Para Luís Roberto Barroso, "As leis e atos normativos em geral não poderão existir validamente se incompatíveis com alguma norma constitucional. A Constituição regula tanto o modo de produção das demais normas jurídicas como também delimita o conteúdo que possam ter" [07].

Pelo princípio da unidade tem-se que a Constituição atribui caráter sistemático ao ordenamento jurídico, uma vez que as normas constitucionais, revestidas da natureza de princípios ou regras, com relação de fundamentação a partir daquelas até estas, consistem em fundamento de validade comum de todas as normas jurídicas que integram a mesma ordem constitucional.

Luís Roberto Barroso ensina que:

"A ordem jurídica é um sistema, o que pressupõe unidade, equilíbrio e harmonia. Em um sistema, suas diversas partes devem conviver sem confrontos inarredáveis.

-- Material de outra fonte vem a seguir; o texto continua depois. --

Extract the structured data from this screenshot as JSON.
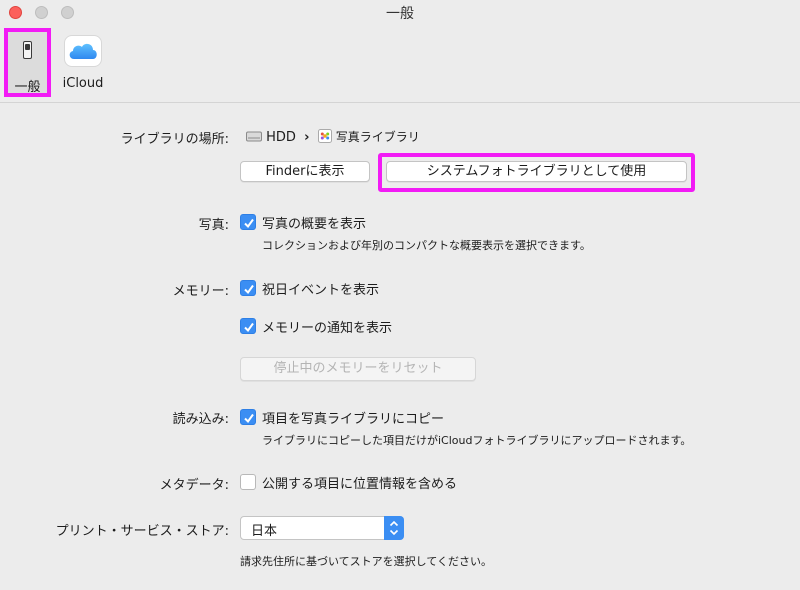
{
  "window": {
    "title": "一般"
  },
  "toolbar": {
    "general_label": "一般",
    "icloud_label": "iCloud",
    "general_icon": "switch-icon",
    "icloud_icon": "icloud-icon"
  },
  "library": {
    "label": "ライブラリの場所:",
    "drive": "HDD",
    "separator": "›",
    "library_name": "写真ライブラリ",
    "show_in_finder": "Finderに表示",
    "use_as_system": "システムフォトライブラリとして使用"
  },
  "photos": {
    "label": "写真:",
    "summarize": "写真の概要を表示",
    "summarize_desc": "コレクションおよび年別のコンパクトな概要表示を選択できます。",
    "summarize_checked": true
  },
  "memories": {
    "label": "メモリー:",
    "holiday_events": "祝日イベントを表示",
    "holiday_checked": true,
    "notifications": "メモリーの通知を表示",
    "notifications_checked": true,
    "reset_blocked": "停止中のメモリーをリセット"
  },
  "importing": {
    "label": "読み込み:",
    "copy_items": "項目を写真ライブラリにコピー",
    "copy_checked": true,
    "copy_desc": "ライブラリにコピーした項目だけがiCloudフォトライブラリにアップロードされます。"
  },
  "metadata": {
    "label": "メタデータ:",
    "include_location": "公開する項目に位置情報を含める",
    "location_checked": false
  },
  "print_store": {
    "label": "プリント・サービス・ストア:",
    "selected": "日本",
    "desc": "請求先住所に基づいてストアを選択してください。"
  },
  "colors": {
    "highlight": "#f21bf5",
    "accent": "#3b8ef3",
    "close": "#fc605c"
  }
}
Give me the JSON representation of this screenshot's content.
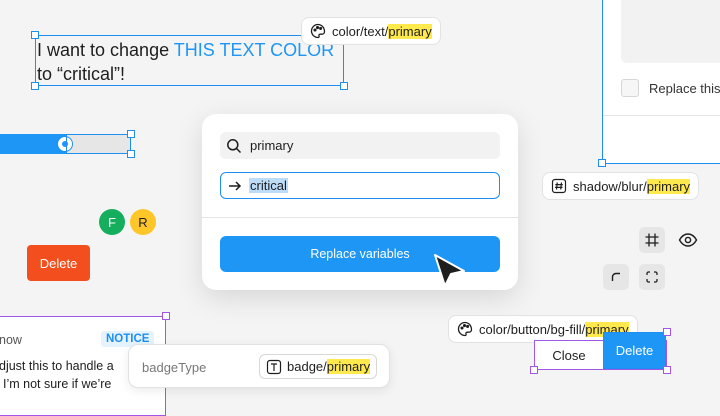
{
  "headline": {
    "part1": "I want to change ",
    "part2": "THIS TEXT COLOR",
    "part3": "to “critical”!"
  },
  "tokens": {
    "text_color": {
      "prefix": "color/text/",
      "highlight": "primary"
    },
    "shadow": {
      "prefix": "shadow/blur/",
      "highlight": "primary"
    },
    "bg_fill": {
      "prefix": "color/button/bg-fill/",
      "highlight": "primary"
    }
  },
  "modal": {
    "search_value": "primary",
    "replace_value": "critical",
    "button_label": "Replace variables"
  },
  "panel": {
    "option_label": "Replace this"
  },
  "avatars": [
    {
      "letter": "F",
      "color": "#14ae5c",
      "text_color": "#ffffff"
    },
    {
      "letter": "R",
      "color": "#ffc629",
      "text_color": "#1e1e1e"
    }
  ],
  "delete_red_label": "Delete",
  "notice_card": {
    "title": "now",
    "badge": "NOTICE",
    "line1": "djust this to handle a",
    "line2": "I’m not sure if we’re"
  },
  "badge_chip": {
    "label": "badgeType",
    "prefix": "badge/",
    "highlight": "primary"
  },
  "buttons": {
    "close_label": "Close",
    "delete_label": "Delete"
  },
  "colors": {
    "accent": "#1e96f5",
    "selection": "#1e8ff0",
    "component": "#a256e8",
    "highlight": "#ffe94d",
    "danger": "#f24e1e"
  }
}
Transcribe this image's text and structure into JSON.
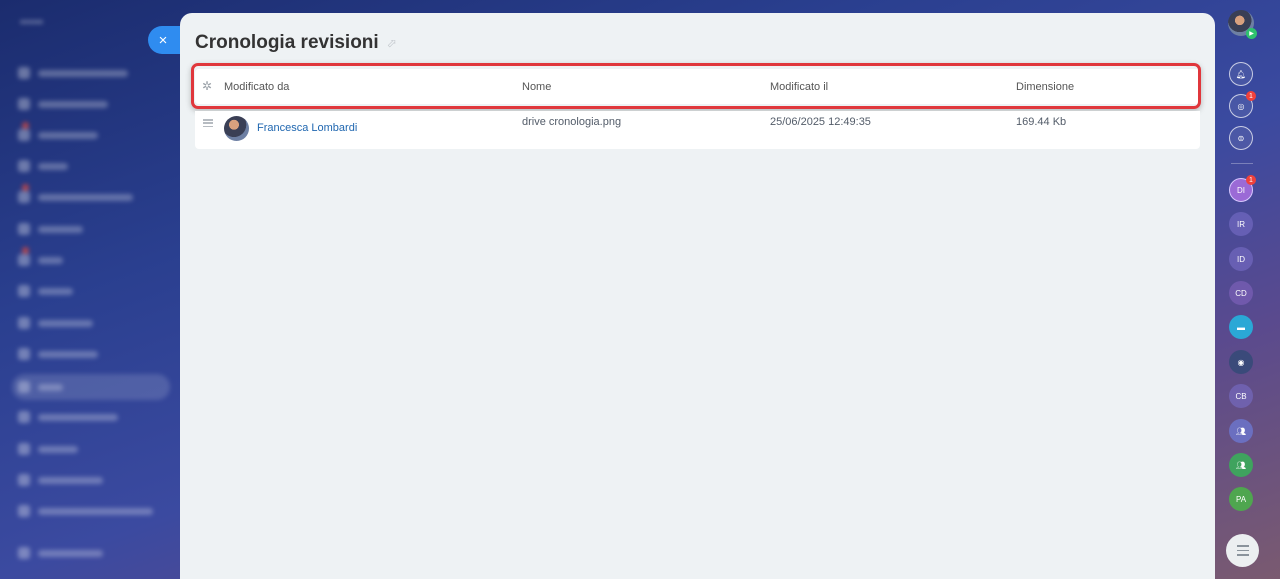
{
  "panel": {
    "title": "Cronologia revisioni",
    "close_label": "×",
    "pin_icon": "pin-icon"
  },
  "table": {
    "columns": [
      "Modificato da",
      "Nome",
      "Modificato il",
      "Dimensione"
    ],
    "rows": [
      {
        "modified_by": "Francesca Lombardi",
        "name": "drive cronologia.png",
        "modified_on": "25/06/2025 12:49:35",
        "size": "169.44 Kb"
      }
    ]
  },
  "right_bar": {
    "notifications_badge": "1",
    "chat_badge": "1",
    "contacts": [
      {
        "initials": "DI",
        "badge": "1"
      },
      {
        "initials": "IR"
      },
      {
        "initials": "ID"
      },
      {
        "initials": "CD"
      },
      {
        "initials": "CB"
      },
      {
        "initials": "PA"
      }
    ]
  },
  "colors": {
    "accent": "#2f8cf0",
    "highlight": "#e0373c",
    "link": "#2067b0",
    "panel_bg": "#eef2f4"
  }
}
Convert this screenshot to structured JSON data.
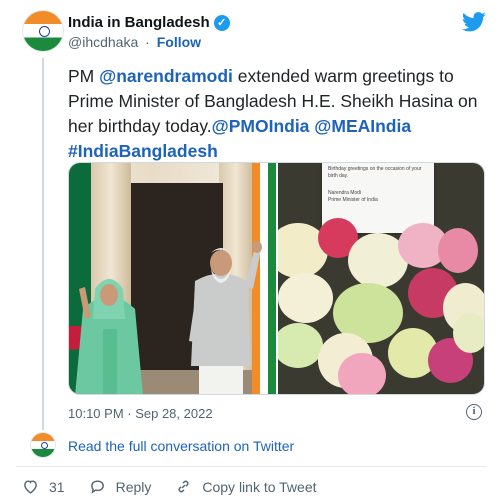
{
  "tweet": {
    "author_name": "India in Bangladesh",
    "handle": "@ihcdhaka",
    "separator": "·",
    "follow_label": "Follow",
    "text_prefix": "PM ",
    "mention_1": "@narendramodi",
    "text_middle": " extended warm greetings to Prime Minister of Bangladesh H.E. Sheikh Hasina on her birthday today.",
    "mention_2": "@PMOIndia",
    "mention_3": "@MEAIndia",
    "hashtag": "#IndiaBangladesh",
    "timestamp": "10:10 PM · Sep 28, 2022",
    "info_glyph": "i",
    "note_lines": [
      "Birthday greetings on the occasion of your birth day.",
      "Narendra Modi",
      "Prime Minister of India"
    ]
  },
  "conversation": {
    "link_label": "Read the full conversation on Twitter"
  },
  "actions": {
    "like_count": "31",
    "reply_label": "Reply",
    "copy_label": "Copy link to Tweet"
  },
  "icons": {
    "verified": "verified-badge-icon",
    "brand": "twitter-bird-icon",
    "info": "info-icon",
    "like": "heart-icon",
    "reply": "speech-bubble-icon",
    "copy": "link-icon"
  },
  "colors": {
    "link": "#1d63b8",
    "brand": "#1d9bf0",
    "muted": "#536471",
    "text": "#0f1419"
  }
}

Para solucionar eventuais conflitos entre normas jurídicas inconstitucionais utilizam-se, como já visto, os critérios tradicionais da hierarquia, da norma posterior e o da especialização. Na colisão de normas constitucionais, especialmente de princípios – mas também, eventualmente, entre princípios e regras e entre regras e regras – emprega-se a técnica da ponderação. Por força do princípio da unidade, inexiste hierarquia entre normas da Constituição, cabendo ao intérprete a busca da harmonização possível, in concreto, entre comandos que tutelam valores ou interesses que se contraponham. Conceitos como o de ponderação e concordância prática são instrumentos de preservação do princípio da unidade, também conhecido como princípio da unidade hierárquico-normativa da Constituição" [08].

Calha, aqui, trecho da sentença proferida pela 23ª Junta de Conciliação e Julgamento do Rio de Janeiro em 26/10/1990, no processo RT 1.327/89, citada pelo Desembargador José Nascimento Araújo Netto [09]:

"Ainda abordando tal tópico, trecho do artigo publicado por Arion Romita no supracitado Jornal da LTr, p. 35:

‘Não se controverte que o processo sistemático de interpretação da lei recomenda o exame em conjunto de todos os dispositivos do mesmo diploma legal, de modo a evitar a antinomia entre eles e de modo que, em atenção à conexidade orgânica, a verdade resulte do contexto e não de cada parte considerada isoladamente.

INCIVILE EST. NISI TOTA LEGE PERESPECTA, UMA ALIQUA PARTICULA ELUS PROPOSITA, INDICARE VEL RESPONDERE – é contra o Direito julgar ou emitir parecer, tendo diante dos olhos, ao invés da lei, em conjunto, só uma parte dela (Celso)’" [10].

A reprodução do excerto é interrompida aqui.